Putin monta a caballo junto con oficiales femeninas de la Policía de Moscú en la víspera de la celebración del 8-M. /AFP
Putin monta a caballo junto con oficiales femeninas de la Policía de Moscú en la víspera de la celebración del 8-M. / AFP

La Cámara baja rusa aprueba una ley que permitirá bloquear contenidos e impondrá multas a quienes falten el respeto a las autoridades

RAFAEL M. MAÑUECOCorresponsal. Moscú

La Duma Estatal de Rusia, la Cámara baja, aprobó ayer en tercera y definitiva lectura una ley que permitirá bloquear contenidos en internet e impondrá serias multas a quienes falten el respeto a los órganos de poder, a los símbolos del Estado y difundan noticias falsas. Esta nueva norma, que también contempla arresto administrativo, será sometida la semana que viene al visto bueno del Consejo de la Federación (Cámara alta) y enviada después al Kremlin para que el presidente, Vladímir Putin, la promulgue mediante su firma.

Según esta nueva regulación, cuando se observe un caso concreto de ataque a las autoridades o noticia falsa será la Fiscalía la que se dirija a Roskomnadzor, el órgano oficial que vigila el tráfico en internet para que aperciba al infractor a retirar de inmediato su publicación. De no hacerlo, se enviará la orden para que el operador que corresponda bloquee el contenido.
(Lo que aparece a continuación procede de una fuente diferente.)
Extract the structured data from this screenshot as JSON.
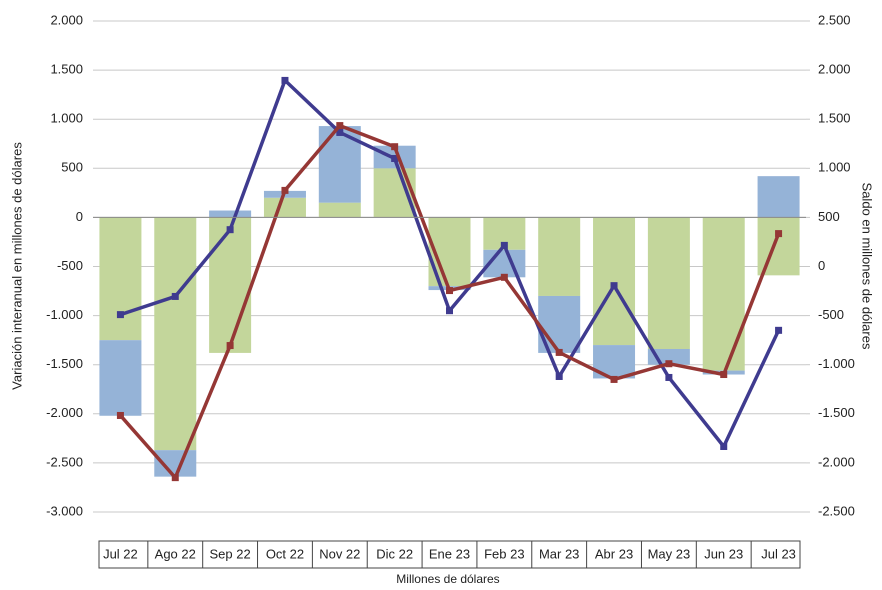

Habrá además multas que van desde los 30.000 al millón y medio de rublos (entre 400 y 20.000 euros). Si no se pagan, las autoridades judiciales podrían establecer penas de prisión menor en el marco del código administrativo.

LA CLAVE

Fuertes castigos.
La normativa contempla sanciones de entre 400 y 20.000 euros y penas de cárcel si no son abonadas

La elevación de la edad de jubilación, la subida de impuestos y el aumento de los precios han intensificado en los últimos meses las críticas contra Putin y su Gobierno, no sólo en los escasos medios de comunicación opositores, sino especialmente en las redes sociales. Todo ello en un contexto en el que los rusos observan cómo el Estado gasta ingentes sumas en armamentos y en ayudar militarmente al régimen sirio y a los separatistas del este de Ucrania. La valoración del Ejecutivo, que ya antes era baja, está por los suelos. Incluso Putin, a quien se considera el 'líder supremo' y 'padre de la patria', también ve cómo se resiente su apoyo. Sigue siendo todavía muy alto y encabeza todos los sondeos a gran distancia de cualquier otro político, pero su popularidad no está ya en torno al 80% como antaño.

Baja valoración

Según una encuesta de la Fundación de la Opinión Pública, de celebrarse ahora mismo elecciones presidenciales, el actual jefe del Estado obtendría el 46% de los sufragios. Ello obligaría a ir a una segunda vuelta con el segundo candidato más votado. En los comicios de marzo de 2018, Putin obtuvo la victoria en primera ronda con el 76,69% de los votos.

En ese contexto, el Kremlin parece haber comprendido que el caudal de críticas en las redes sociales y en algunos medios del país supone una amenaza seria para Putin. Así, la nueva ley aprobada ayer permitirá bloquear contenidos en internet «no adecuadamente contrastados» que pueden «causar daños y hacer peligrar la vida de la ciudadanía o de sus propiedades, alterar el orden público u obstaculizar el funcionamiento de entidades de alcance social, energético y afectar al transporte público o a la actividad bancaria».

Pero todos esos supuestos perjuicios que podrían provocar las 'fake news' no son más que la justificación para incluir en el texto de la ley las 'ofensas' o 'faltas de respeto' a los órganos de poder. Los detractores sostienen que no está suficientemente tipificado ni claro qué 'insultos' o 'ridiculizaciones' y en qué tono pueden ser motivos de sanción.